Down in the polls, down in popularity, fighting off a caucus and party revolt and facing a vicious third wave of a global pandemic is probably not how Jason Kenney imagined he’d be spending the second anniversary of his party’s sweeping win in the April 16, 2019 election.
When he rode into the victory party in his leased blue Dodge Ram, Kenney looked like an unstoppable political force. The long-time politician imported from Ottawa to Alberta to unite the province’s two quarrelling conservative parties thumped the incumbent Alberta NDP in every region of the province, save Edmonton and a handful of districts in Calgary and Lethbridge.
To paraphrase a headline from another province, Kenney could have kicked a dog and still got elected.
But after spending two years burning through political capital and making new enemies on an almost daily basis, there is a real question whether Kenney will make it until the next election.
Factions of his caucus and party are rebelling against him, demanding the lifting of public health restrictions just as COVID-19 cases are skyrocketing in Alberta and calling for his resignation as party leader.
Despite his reputation as a workaholic and micro-manager, his government’s actions and communications in response to the pandemic have been muddled, confusing, and unclear. And now, with cases almost at the same level as Dec. 2020 and hospitalizations closing in on 600, his government appears to be unwilling to introduce new public health measures to slow the growth of the virus.
He was forced to turn tail on universally unpopular plans to privatize provincial parks and allow open-pit coal mining in the Rocky Mountains.
It seems like nearly every school board in the province has rejected his government’s draft K-6 curriculum, which has been almost universally panned by parents and educators as overly politicized, American-focused, and out of date.
His government lost its bid to overturn the federal government’s carbon tax at the Supreme Court and now his Ottawa ally Erin O’Toole has now embraced his own version of the carbon tax.
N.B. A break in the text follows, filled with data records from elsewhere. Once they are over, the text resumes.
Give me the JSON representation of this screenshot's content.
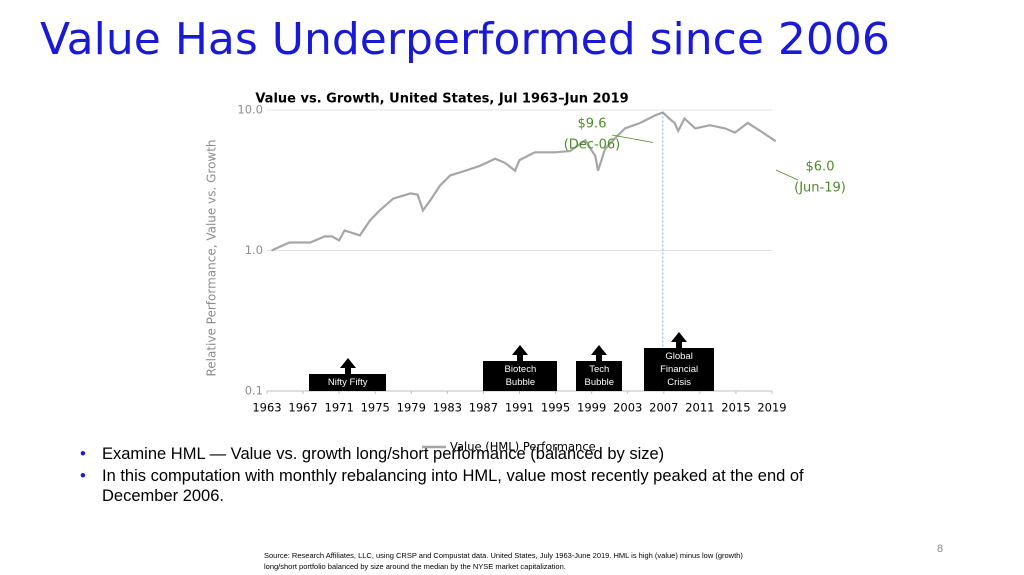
{
  "slide_title": "Value Has Underperformed since 2006",
  "bullets": [
    "Examine HML — Value vs. growth long/short performance (balanced by size)",
    "In this computation with monthly rebalancing into HML, value most recently peaked at the end of December 2006."
  ],
  "source": "Source: Research Affiliates, LLC, using CRSP and Compustat data. United States, July 1963-June 2019. HML is high (value) minus low (growth) long/short portfolio balanced by size around the median by the NYSE market capitalization.",
  "page_number": "8",
  "chart_data": {
    "type": "line",
    "title": "Value vs. Growth, United States, Jul 1963–Jun 2019",
    "y_label": "Relative Performance, Value vs. Growth",
    "log_scale": true,
    "grid": true,
    "legend": "bottom",
    "xlim": [
      1963,
      2019
    ],
    "xticks": [
      1963,
      1967,
      1971,
      1975,
      1979,
      1983,
      1987,
      1991,
      1995,
      1999,
      2003,
      2007,
      2011,
      2015,
      2019
    ],
    "ylim": [
      0.1,
      10
    ],
    "yticks": [
      0.1,
      {
        "value": 1,
        "label": "1.0"
      },
      {
        "value": 10,
        "label": "10.0"
      }
    ],
    "series": [
      {
        "name": "Value (HML) Performance",
        "color": "#a6a6a6",
        "x": [
          1963.5,
          1965.5,
          1967.8,
          1969.4,
          1970.2,
          1971,
          1971.6,
          1973.3,
          1974.4,
          1975.5,
          1977,
          1978.9,
          1979.7,
          1980.3,
          1981.1,
          1982.2,
          1983.3,
          1985,
          1986.6,
          1988.3,
          1989.4,
          1990.5,
          1991,
          1992.7,
          1994.9,
          1996.6,
          1998.3,
          1999.4,
          1999.7,
          2000.5,
          2001.6,
          2002.7,
          2004.4,
          2006.1,
          2006.9,
          2007.6,
          2008.2,
          2008.6,
          2009.3,
          2010.5,
          2012.1,
          2013.8,
          2014.9,
          2016.3,
          2017.7,
          2019.4
        ],
        "values": [
          1.0,
          1.14,
          1.14,
          1.26,
          1.26,
          1.18,
          1.39,
          1.28,
          1.63,
          1.93,
          2.34,
          2.55,
          2.5,
          1.93,
          2.27,
          2.9,
          3.42,
          3.7,
          4.0,
          4.5,
          4.2,
          3.7,
          4.4,
          5.0,
          5.0,
          5.1,
          6.1,
          4.7,
          3.7,
          5.3,
          6.3,
          7.4,
          8.1,
          9.2,
          9.6,
          8.7,
          8.1,
          7.1,
          8.7,
          7.4,
          7.8,
          7.4,
          6.9,
          8.1,
          7.1,
          6.0
        ]
      }
    ],
    "annotations": [
      {
        "label": "$9.6",
        "date": "(Dec-06)",
        "x": 2006.9,
        "value": 9.6,
        "color": "#4f8a2a"
      },
      {
        "label": "$6.0",
        "date": "(Jun-19)",
        "x": 2019.4,
        "value": 6.0,
        "color": "#4f8a2a"
      }
    ],
    "events": [
      {
        "label": "Nifty Fifty",
        "start": 1967.7,
        "end": 1976.2
      },
      {
        "label": "Biotech Bubble",
        "start": 1987,
        "end": 1995.2
      },
      {
        "label": "Tech Bubble",
        "start": 1997.3,
        "end": 2002.4
      },
      {
        "label": "Global Financial Crisis",
        "start": 2004.8,
        "end": 2012.6
      }
    ]
  }
}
And there has been almost no movement on the three big promises he so effectively honed in on in 2019: Jobs, Economy, and Pipelines. And if there has been movement, it’s been backward.
Now three years in, it looks like the one thing Kenney has been most effective in is making enemies, and, in many cases, enemies of people who would otherwise be allies.
Led by Health Minister Tyler Shandro, the Kenney government decided it was a smart idea to launch a full scale attack against Alberta’s doctors in the middle of the global pandemic.
The government only recently backed down from its attacks on doctors, but it’s clear there is very little trust or goodwill between physicians and the government, especially as long as Kenney continues to back Shandro as Health Minister.
His relationship with the truth has been questioned as well, as he has become known for embellishing stories – like the superspreader birthday party in Athabasca – or twisting anecdotes to fit his own political narratives – like the crying restaurant owners who he claimed fled socialism in Venezuela.
His job approval ratings are in the tank, his party has fallen behind the NDP in every polls since last Nov., and today Elections Alberta announced that his party raised just half the amount of money as Rachel Notley’s NDP in the first three months of 2021.
Albertans are unhappy. Party members are unhappy. UCP MLAs are unhappy. Cabinet ministers are unhappy.
A month ago, the UCP executive narrowly avoided calls from disgruntled constituency association presidents to hold a leadership review at the party’s 2021 annual meeting by preemptively scheduling a review to take place during the 2022 convention, months ahead of the expected 2023 election.
Delaying the leadership review was designed to both give Kenney time to recoup his leadership approval among the public and the party, and threaten the dissenters with a potential leadership race months before the next election. But it looks like that didn’t quell the unrest in the party. His internal critics are calling his bluff.
Multiple reports allege that Kenney threatened his caucus with calling an early election if he did not have their support, but it was so clearly an empty threat. The UCP would lose the election if it were held tomorrow and Rachel Notley would be Premier again.
Unfortunately for Kenney, the United Conservative Party he helped create is an institutional mix of former Progressive Conservatives, who do not tolerate leaders who look like they are going to lose, and Wildrosers, who just don’t want to be lead.
At this rate, Kenney might not last the summer, which he has repeatedly promised will be the “best summer in Alberta’s history.”